Nomad, Surry Hills, Sydney
Somewhat of an institution in Sydney, Nomad is a champion of sustainability. Although having experienced a fire that devastated their last space, Nomad Up the Road has recently opened, offering the same menu as before. All produce is free range and locally sourced. Any fish on the menu is line-caught and meat is bought whole and broken down in-house to use every part of the animal. The restaurant repurposes used oil into biodiesel and makes its own carbonated water using the Vestal system to avoid waste.
love.fish, Barangaroo, Sydney
This responsible restaurant lists the origin of every fish on the menu and works only with fisheries in Australia and New Zealand who are respectful of the environment. Any food left over from service is transformed into organic fertiliser or converted to green power, and all packaging used by the restaurant is either recycled or reused. The same philosophy carries over to love.fish’s drinks menu for which all drinks are Australian-made and sourced.

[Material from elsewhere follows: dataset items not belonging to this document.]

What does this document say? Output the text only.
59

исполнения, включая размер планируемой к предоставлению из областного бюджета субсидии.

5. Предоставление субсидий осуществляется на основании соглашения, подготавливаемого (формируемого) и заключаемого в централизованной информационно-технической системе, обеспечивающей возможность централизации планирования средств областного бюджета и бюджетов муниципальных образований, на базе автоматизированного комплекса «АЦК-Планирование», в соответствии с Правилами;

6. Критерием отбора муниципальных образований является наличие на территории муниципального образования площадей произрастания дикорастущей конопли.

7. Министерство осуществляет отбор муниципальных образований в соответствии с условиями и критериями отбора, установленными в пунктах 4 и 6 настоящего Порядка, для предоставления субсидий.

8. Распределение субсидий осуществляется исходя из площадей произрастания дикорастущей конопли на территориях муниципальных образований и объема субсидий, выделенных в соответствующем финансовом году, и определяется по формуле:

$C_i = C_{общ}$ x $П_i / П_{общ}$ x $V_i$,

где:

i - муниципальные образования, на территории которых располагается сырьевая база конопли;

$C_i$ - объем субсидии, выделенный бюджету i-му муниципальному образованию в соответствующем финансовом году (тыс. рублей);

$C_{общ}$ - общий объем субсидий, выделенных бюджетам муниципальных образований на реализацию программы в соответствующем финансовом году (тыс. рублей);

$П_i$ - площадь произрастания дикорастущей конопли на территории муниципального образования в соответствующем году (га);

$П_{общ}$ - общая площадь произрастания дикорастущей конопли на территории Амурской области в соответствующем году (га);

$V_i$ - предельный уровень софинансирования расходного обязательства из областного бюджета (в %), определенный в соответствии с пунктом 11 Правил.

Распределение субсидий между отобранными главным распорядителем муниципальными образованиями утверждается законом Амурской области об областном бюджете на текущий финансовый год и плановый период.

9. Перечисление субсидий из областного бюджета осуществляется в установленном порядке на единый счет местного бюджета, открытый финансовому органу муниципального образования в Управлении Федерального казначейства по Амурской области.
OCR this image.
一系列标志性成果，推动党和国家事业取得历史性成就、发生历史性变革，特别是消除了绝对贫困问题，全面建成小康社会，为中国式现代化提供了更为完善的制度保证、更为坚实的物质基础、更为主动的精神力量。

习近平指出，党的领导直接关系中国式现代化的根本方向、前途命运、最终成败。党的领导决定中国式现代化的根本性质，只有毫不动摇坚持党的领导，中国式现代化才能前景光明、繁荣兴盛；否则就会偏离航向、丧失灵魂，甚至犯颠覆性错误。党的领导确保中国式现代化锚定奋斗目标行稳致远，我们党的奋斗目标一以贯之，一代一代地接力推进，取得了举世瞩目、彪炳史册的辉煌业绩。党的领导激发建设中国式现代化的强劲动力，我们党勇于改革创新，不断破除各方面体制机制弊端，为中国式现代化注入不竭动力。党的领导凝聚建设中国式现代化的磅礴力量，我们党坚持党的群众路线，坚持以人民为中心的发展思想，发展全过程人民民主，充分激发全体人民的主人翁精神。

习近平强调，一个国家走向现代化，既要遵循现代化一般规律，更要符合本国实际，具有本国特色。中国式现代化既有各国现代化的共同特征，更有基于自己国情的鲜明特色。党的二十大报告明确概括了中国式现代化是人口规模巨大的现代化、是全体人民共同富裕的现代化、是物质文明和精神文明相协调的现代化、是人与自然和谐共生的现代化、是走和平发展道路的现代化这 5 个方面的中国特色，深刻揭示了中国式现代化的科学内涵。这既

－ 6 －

Swan Valley Gourmet Farm Cafe, Baskerville, Perth
Set in the heart of Swan Valley, this farm cafe offers a paddock-to-plate menu with a gourmet twist and has impressive eco credentials listed on its website. Adhering to the four Rs of sustainability – refuse, reuse, repurpose and recycle – Swan Valley farm cafe is pretty much zero waste. All packaging is reusable, they use second-hand crockery, feed food waste to their farm animals and even produce their own electricity using solar panels.
No need for flight shame – explore your own backyard
So what are you waiting for? You can still travel and eat in Australia without sacrificing your green principles. It’s all there on your doorstep, ready to be discovered.